Luckily, I was able to get two 3/8" lengths from each piece of 1"x 1-3/4" length. I used the table saw at Norwalk Woodworker's Club to slice the 1" thickness in half, which removed 2/16 in the process. The planner took care of the remaining 1/32" on each strip. I highly recommend going to the Woodworker's Club. Bo was very helpful in teaching me how to use the machines, and assisted me in achieving the desired results.
Even with 3/8" chines, the wood was still stiff, and I could not achieve the desired twist (as described by BarnacleMike). The need to soak was upon us. I cut 2" PVC pipe down to 5' and placed a rubber cap on the end. A single chine was inserted into each, and then boiling water was poured into the tubes. Water was changed about every 12 hours for a total of 48 hours.
After soaking, I rough mounted the chines onto the frames. The portion of the frame where the chines meet (plus 5" above and below) was beveled using a power sander with 50 sand paper. Perhaps a power planer would be easier, but I have been using the sander a lot for taking away large amounts of material, and have gotten very comfortable with that method. The chines extend 8" forward of the stem. I attached webbing and winches to this portion to crank the chines into shape. They are still in this position today.
I have put significant thought into the question of how to mount the chines to the stem. Adhering to the advice of Wayne, a neighbor who BUILDS PLANES IN HIS BASEMENT (and yes he has a very cool basement), I will be making a mini chine breasthook out of laminated scrap mahogany. This will take some extra time, but will make achieving the outward chine twist much easier.
Now for the sheers. These are made from two lengths of 5/8" x 1-1/4" mahogany which are laminated together. I thought that I would be able to mount these dry....I was wrong. I first soaked these with the PVC method for 24 hours. When they were removed from water, I rough mounted them, and found that they were still too stiff to make the bend. I decided to compromise with them for the night. I clamped them in place along frames 1 and 2, and them clamped them just outboard of the forward breasthook. This gave them a gradual bend. They were then tightly wrapped with towels, which were ziptied into position (thank for cycling for the hundreds of spare zip ties). I then doused the towels with boiling water, and trapped in as much as I could using cellophane to wrap it all together. New boiling water was exchanged every 4-6 hours by cutting holes in the top of the cellophane wrap, and then resealing with additional wrap.

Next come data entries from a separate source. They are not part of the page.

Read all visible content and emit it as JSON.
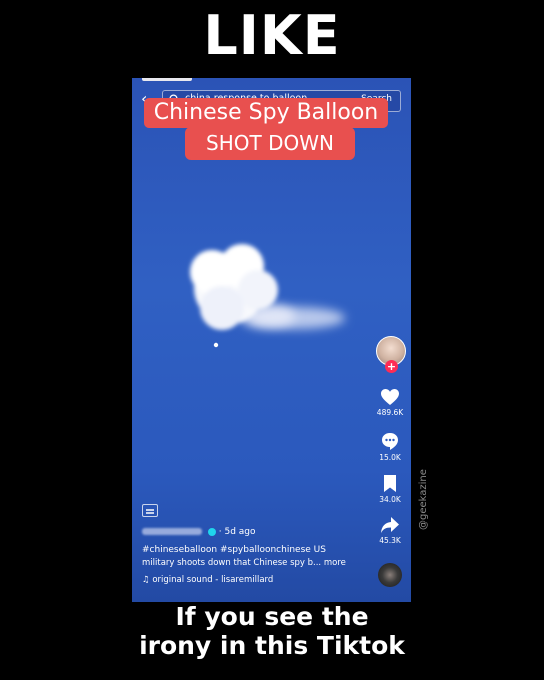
{
  "meme": {
    "top_caption": "LIKE",
    "bottom_caption_line1": "If you see the",
    "bottom_caption_line2": "irony in this Tiktok",
    "watermark": "@geekazine"
  },
  "app": {
    "search": {
      "query": "china response to balloon",
      "button_label": "Search"
    },
    "video_title": {
      "line1": "Chinese Spy Balloon",
      "line2": "SHOT DOWN"
    },
    "actions": {
      "likes": "489.6K",
      "comments": "15.0K",
      "saves": "34.0K",
      "shares": "45.3K"
    },
    "post": {
      "posted_ago": "· 5d ago",
      "hashtags": "#chineseballoon #spyballoonchinese US",
      "description": "military shoots down that Chinese spy b... more",
      "sound": "original sound - lisaremillard"
    },
    "colors": {
      "title_bg": "#e8504f",
      "video_bg": "#2e5bc0",
      "follow_badge": "#fe2c55"
    }
  }
}
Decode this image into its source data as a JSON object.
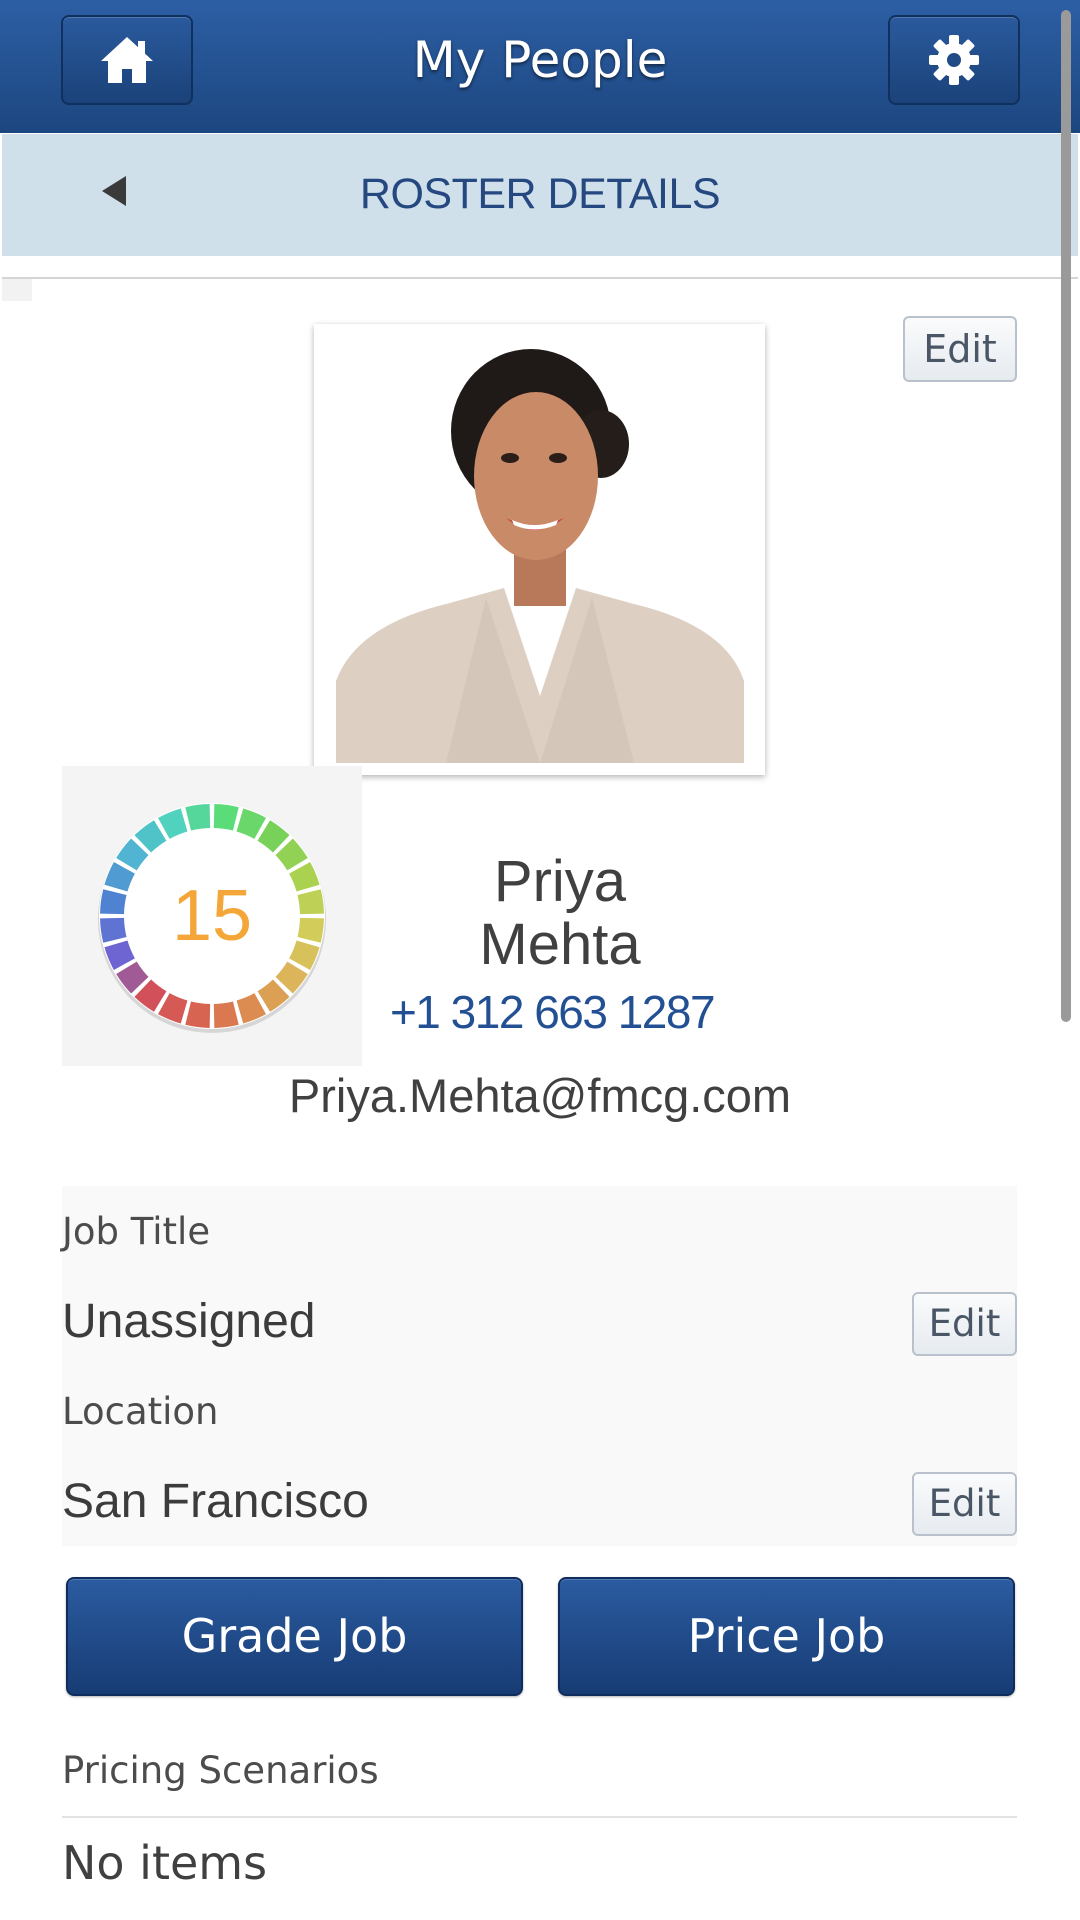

That process went on for 24 hours until it was time to clamp them into their final resting place this afternoon. Due to the shape of the breasthook (more or less a triangle), the erwin clamps had no solid surfaces to grab onto in order to hold the sheers against the breasthook. This was remedied by sawing scrap 2x4 into a saw tooth-shape and placing it on the aft side of the breasthook. The sheers were clamped tightly up front and sprung toward the rear.
Even with water, the sheers were far from spaghetti, and did not want to lay flat against the frames. In fact, they were pointing out from the breasthook at about 35 degrees. I lassoed a portion of the sheet between frame 1 and 2, and used a winch to crank them in over the next few hours.
|You can never have enough clamps! These Erwin Quick Grips are great.|
My sheers and chines are now in their final resting places, which brings us full circle...waiting. I'll leave these in position for the next day or two. This should give me time to mentally prep for the next steps.